If we had a $3×5$ grid, we'd need to place 8 (from $2×4$) internal blockers - but we'd only be able to place 7.5 (from $3×5/2$). So 3×5 is impossible.

If we had a $4×4$ grid, we'd need to place 9 (from $3×3$) internal blockers. But we'd only be able to place 8 (from $4×4/2$). So 4×4 is impossible.


All other larger cases fail in the same way: if we try to improve this by adding on some more rows and columns, to get a $(3+m)×(4+n)$ grid, then we find:
$$\text{amount needed} ≤ \text{amount usable}$$ $$(2+m)(3+n) ≤ (3+m)(4+n)/2$$ $$6+3m+2n+mn ≤ \frac12(12 + 3n + 4m + mn)$$ $$6+3m+2n+mn ≤ 6 + \frac32n + 2m + \frac12mn$$ $$ m + \frac12n + \frac12mn ≤ 0$$ If $m$ and $n$ are positive, or if one is positive and the other is zero, the left side will always be positive, and this inequality breaks. Therefore we can't add any more rows or columns on without needing more blockers than we have.

---

What about other arrangements of the same size?

On a 3×4, we need to place 6 blockers internally, and we have 6 blockers to work with. So every blocker must be internal. (Or in the T-pipe version, all segments that lead outside the grid must be used.)

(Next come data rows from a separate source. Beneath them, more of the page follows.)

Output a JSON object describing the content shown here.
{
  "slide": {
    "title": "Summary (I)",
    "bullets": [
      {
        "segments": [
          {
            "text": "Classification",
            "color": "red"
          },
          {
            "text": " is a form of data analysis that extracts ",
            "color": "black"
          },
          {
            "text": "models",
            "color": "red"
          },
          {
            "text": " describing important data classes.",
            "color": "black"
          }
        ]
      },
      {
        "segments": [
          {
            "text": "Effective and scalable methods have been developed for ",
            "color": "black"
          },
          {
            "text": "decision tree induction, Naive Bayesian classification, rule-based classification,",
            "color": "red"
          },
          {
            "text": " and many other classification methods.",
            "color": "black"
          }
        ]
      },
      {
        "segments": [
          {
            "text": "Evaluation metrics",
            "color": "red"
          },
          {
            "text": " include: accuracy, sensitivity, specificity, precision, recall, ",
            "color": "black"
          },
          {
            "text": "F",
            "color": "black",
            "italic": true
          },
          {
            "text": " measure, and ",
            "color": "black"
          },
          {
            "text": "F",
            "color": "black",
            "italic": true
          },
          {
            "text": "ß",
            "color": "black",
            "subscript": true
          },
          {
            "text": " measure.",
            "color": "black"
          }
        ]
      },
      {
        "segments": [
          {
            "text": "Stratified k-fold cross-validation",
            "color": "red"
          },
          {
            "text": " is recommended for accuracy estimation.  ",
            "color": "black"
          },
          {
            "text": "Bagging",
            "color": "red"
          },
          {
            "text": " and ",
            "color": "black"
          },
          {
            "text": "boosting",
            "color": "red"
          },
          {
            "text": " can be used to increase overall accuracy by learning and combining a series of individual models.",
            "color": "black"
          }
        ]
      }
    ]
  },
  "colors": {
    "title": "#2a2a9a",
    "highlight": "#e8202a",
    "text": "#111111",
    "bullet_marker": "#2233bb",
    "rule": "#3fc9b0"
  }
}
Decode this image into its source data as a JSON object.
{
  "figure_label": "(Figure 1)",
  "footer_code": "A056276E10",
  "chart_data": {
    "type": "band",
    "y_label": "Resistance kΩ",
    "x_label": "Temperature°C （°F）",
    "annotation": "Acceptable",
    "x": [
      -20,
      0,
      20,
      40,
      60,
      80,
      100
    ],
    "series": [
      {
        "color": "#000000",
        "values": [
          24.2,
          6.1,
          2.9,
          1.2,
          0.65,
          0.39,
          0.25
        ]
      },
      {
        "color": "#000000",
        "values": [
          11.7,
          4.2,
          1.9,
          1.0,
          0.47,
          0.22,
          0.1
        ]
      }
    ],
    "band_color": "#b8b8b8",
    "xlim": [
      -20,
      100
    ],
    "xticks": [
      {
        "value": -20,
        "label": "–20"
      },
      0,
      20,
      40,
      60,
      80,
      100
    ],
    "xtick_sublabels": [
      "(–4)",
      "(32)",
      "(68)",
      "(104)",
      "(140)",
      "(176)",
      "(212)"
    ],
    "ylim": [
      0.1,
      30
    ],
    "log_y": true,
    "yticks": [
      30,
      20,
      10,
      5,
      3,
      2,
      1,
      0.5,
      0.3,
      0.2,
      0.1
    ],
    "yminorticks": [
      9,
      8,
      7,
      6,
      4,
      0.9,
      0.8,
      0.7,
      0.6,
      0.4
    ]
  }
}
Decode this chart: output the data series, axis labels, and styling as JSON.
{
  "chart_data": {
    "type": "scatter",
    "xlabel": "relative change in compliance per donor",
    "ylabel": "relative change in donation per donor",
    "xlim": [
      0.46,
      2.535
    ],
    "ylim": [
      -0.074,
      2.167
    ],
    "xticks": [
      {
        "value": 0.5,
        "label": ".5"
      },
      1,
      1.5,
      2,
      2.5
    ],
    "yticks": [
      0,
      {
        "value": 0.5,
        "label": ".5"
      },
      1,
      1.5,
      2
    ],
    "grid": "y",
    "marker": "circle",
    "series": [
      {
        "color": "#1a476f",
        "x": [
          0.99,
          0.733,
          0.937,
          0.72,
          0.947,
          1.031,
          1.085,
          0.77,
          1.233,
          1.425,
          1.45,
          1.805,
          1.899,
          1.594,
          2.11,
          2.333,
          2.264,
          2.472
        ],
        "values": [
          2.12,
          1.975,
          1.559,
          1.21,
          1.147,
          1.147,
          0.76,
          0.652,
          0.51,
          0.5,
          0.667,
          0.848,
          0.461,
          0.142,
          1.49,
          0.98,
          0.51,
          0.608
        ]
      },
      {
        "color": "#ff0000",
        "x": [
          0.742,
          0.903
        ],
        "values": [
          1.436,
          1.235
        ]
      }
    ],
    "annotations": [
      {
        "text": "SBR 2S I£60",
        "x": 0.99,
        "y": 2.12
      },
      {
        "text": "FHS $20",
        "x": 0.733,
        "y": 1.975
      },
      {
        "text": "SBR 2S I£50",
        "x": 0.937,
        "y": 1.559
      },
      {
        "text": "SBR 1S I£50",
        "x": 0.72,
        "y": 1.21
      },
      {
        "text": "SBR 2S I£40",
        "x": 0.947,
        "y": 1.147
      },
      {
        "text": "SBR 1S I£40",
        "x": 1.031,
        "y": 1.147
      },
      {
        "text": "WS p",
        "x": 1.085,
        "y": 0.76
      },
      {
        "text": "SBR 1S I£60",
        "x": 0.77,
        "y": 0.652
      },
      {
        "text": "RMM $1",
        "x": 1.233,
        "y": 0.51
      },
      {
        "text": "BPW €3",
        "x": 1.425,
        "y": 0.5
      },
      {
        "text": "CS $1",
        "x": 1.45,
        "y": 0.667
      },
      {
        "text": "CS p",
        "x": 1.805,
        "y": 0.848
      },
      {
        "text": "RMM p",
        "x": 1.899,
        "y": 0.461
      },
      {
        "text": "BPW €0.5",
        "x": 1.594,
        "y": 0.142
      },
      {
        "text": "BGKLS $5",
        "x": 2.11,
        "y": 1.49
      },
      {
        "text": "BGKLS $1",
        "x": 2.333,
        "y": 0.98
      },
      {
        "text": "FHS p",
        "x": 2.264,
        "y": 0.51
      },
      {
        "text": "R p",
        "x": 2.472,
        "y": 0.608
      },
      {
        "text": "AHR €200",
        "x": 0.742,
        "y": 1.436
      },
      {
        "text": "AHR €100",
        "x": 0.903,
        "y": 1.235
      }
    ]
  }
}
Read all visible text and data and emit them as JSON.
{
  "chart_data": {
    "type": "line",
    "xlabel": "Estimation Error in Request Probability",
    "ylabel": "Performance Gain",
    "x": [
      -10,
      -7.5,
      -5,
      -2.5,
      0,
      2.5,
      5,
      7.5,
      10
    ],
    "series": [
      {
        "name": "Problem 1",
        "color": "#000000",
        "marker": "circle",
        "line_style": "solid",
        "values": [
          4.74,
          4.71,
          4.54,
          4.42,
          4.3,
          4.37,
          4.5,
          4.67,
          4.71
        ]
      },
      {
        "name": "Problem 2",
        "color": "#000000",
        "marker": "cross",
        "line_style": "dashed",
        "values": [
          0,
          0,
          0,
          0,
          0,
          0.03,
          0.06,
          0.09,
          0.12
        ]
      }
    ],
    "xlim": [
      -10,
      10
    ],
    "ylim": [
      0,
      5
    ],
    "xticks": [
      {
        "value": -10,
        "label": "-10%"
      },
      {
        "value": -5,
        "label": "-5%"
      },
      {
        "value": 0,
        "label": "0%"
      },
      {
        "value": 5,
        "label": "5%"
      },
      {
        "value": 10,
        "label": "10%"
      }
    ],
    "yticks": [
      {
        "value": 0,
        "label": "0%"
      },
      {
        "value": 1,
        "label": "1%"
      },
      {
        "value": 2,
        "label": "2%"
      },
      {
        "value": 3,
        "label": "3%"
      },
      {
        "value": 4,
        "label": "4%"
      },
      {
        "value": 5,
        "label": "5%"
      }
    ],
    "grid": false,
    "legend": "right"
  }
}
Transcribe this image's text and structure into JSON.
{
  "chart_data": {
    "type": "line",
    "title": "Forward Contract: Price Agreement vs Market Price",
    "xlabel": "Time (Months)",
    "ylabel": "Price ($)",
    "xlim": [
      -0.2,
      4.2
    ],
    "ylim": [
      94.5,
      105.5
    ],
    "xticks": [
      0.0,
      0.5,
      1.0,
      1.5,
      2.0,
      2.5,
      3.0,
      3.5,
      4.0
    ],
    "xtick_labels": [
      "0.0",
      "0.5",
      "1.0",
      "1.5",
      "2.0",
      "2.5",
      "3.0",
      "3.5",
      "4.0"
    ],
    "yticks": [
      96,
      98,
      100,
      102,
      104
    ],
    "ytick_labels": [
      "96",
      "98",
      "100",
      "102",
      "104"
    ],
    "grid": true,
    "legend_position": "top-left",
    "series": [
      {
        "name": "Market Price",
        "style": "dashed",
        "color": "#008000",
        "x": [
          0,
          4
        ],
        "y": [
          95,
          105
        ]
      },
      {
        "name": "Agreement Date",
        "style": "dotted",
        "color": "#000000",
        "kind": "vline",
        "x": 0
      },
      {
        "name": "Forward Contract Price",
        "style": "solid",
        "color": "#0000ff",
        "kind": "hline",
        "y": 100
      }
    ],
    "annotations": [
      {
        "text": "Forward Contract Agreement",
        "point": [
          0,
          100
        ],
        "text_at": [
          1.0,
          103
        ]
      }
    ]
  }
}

This means we have to divide the 12 squares into 6 adjacent pairs. This means we're looking for a domino tiling of a 3×4 grid.

There are only five such tilings (up to rotation and reflection). Of these five, three don't work - they would give loops. One of the others (the second on the right column) corresponds to the solution I found; the other is new.

Answer 2

A loop-less connected arrangement, in other words

a tree

has an edge fewer than

vertices.

As each T-pipe has 1 vertex and 1.5 edges there is an excess of edges which can only be mitigated at the boundaries: Each half-edge pointing outside can be ignored, at most

2n+2m

in an mxn rectangle. For the maximum to be attained every boundary tile must have a half-edge pointing out and each corner tile two half-edges. Then, regarding the difference of the numbers of vertices and edges (which must be one) each boundary tile is neutral, each inner tile adds half an edge and each corner removes half an edge. To end up with one more vertex than edges there must be exactly

2

inner tiles and the rectangle must be

3x4.

Arrangement:

    ┻┫┣┻
    ┳┫┣┳
    ┫┣┫┣
 

Bonus:

Because of the requirement that corner tiles have two half edges point outwards each has only two possible orientations:

    ****  ****
    ****  ****
    ┫***  ┳***
 

Further note that this forces the orientation of the non connected neighbour:

    ****  ****
    ****  ┻***
    ┫┣**  ┳***
 

We can now rule out two of the three (up to symmetry) configurations of two corner tiles sharing a short side of the rectangle:

    ┫***  ┻***
    ┫***  !***
    ┫***  ┳***
 

The left configuration cannot connect to the rest of the rectangle and the right one can not legally fit a boundary tile between the two corners.

That leaves:

    ┫┣**
    ┻***
    ┳***
 

and up to symmetry two ways of orienting all four corners:

    ┻**┻  ┫┣*┻
    ┳**┳  ┻**┳
    ┫┣┫┣  ┳*┫┣
 

Either has a unique extension to a legal rectangle:

    ┻┫┣┻  ┫┣┻┻
    ┳┫┣┳  ┻┻┳┳
    ┫┣┫┣  ┳┳┫┣